Here’s an interesting story, which indicates that a few winged dinosaurs may have survived in China into relatively recent times. At the end of the 19th century, a Russian Orthodox saint named St. Barsanuphius was stationed in Manchuria to pastor the Russian soldiers during the Russian-Japanese War. From there he wrote in his journal: “I happened to hear from soldiers that stand at the posts at the Hantaza station, forty miles from Mullin, that two years ago they often saw an enormous winged dragon creep out from one of the mountain caves. It terrified them, and would again conceal itself in the depths of the cave. They have not seen it since that time, but this proves that the tales of the Chinese and Japanese about the existence of dragons are not at all fantasies or fables, although the learned European naturalists, and ours along with them, deny the existence of these monsters. But after all, anything can be denied, simply because it does not measure up to our understanding.”
As mentioned earlier, the Chinese people are one of the most tradition- conscious and history- conscious peoples. So it should not be surprising that they, of all peoples, should be the ones to have retained such a strong cultural memory of dinosaurs.
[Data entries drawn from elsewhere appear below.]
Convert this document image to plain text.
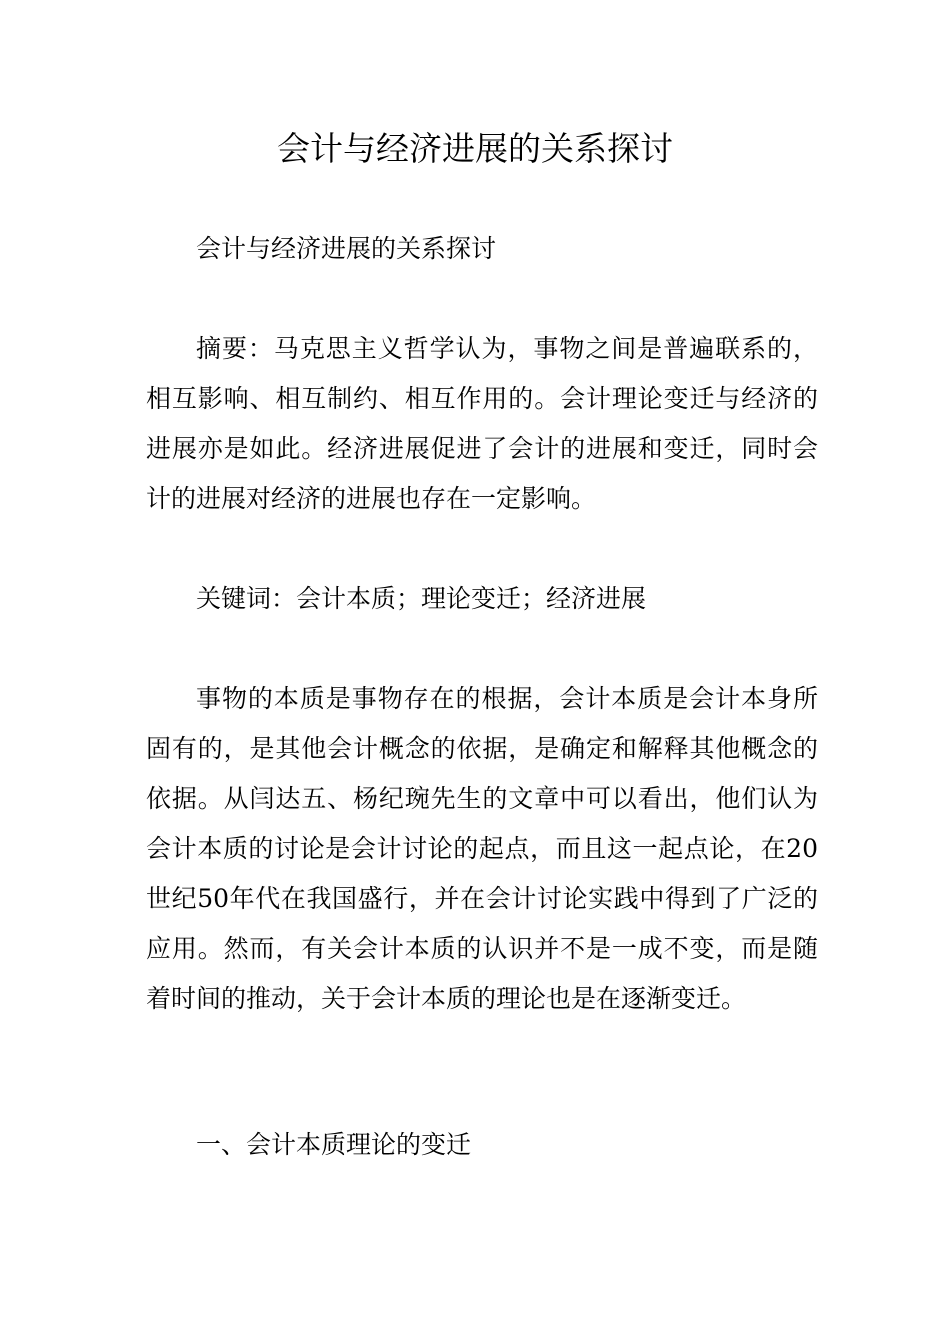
会计与经济进展的关系探讨

会计与经济进展的关系探讨

摘要：马克思主义哲学认为，事物之间是普遍联系的，相互影响、相互制约、相互作用的。会计理论变迁与经济的进展亦是如此。经济进展促进了会计的进展和变迁，同时会计的进展对经济的进展也存在一定影响。

关键词：会计本质；理论变迁；经济进展

事物的本质是事物存在的根据，会计本质是会计本身所固有的，是其他会计概念的依据，是确定和解释其他概念的依据。从闫达五、杨纪琬先生的文章中可以看出，他们认为会计本质的讨论是会计讨论的起点，而且这一起点论，在20世纪50年代在我国盛行，并在会计讨论实践中得到了广泛的应用。然而，有关会计本质的认识并不是一成不变，而是随着时间的推动，关于会计本质的理论也是在逐渐变迁。

一、会计本质理论的变迁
Their records showing that dinosaurs lived alongside man, and not in an “age of dinosaurs” ending 70 million years earlier, further supports the Biblical account of the world’s history.
When the world was inhabited by people groups coming out of Babel, some groups retained more awareness of the original religion Adam and Noah, and some retained less awareness. The Chinese, as we have seen, retained more than most other cultures. They have retained it up until modern times in the Imperial Border Sacrifice. Also, with the great value they place on history, they have preserved a knowledge of their own past which matches in its essentials the history of the world which is given in the Holy Bible.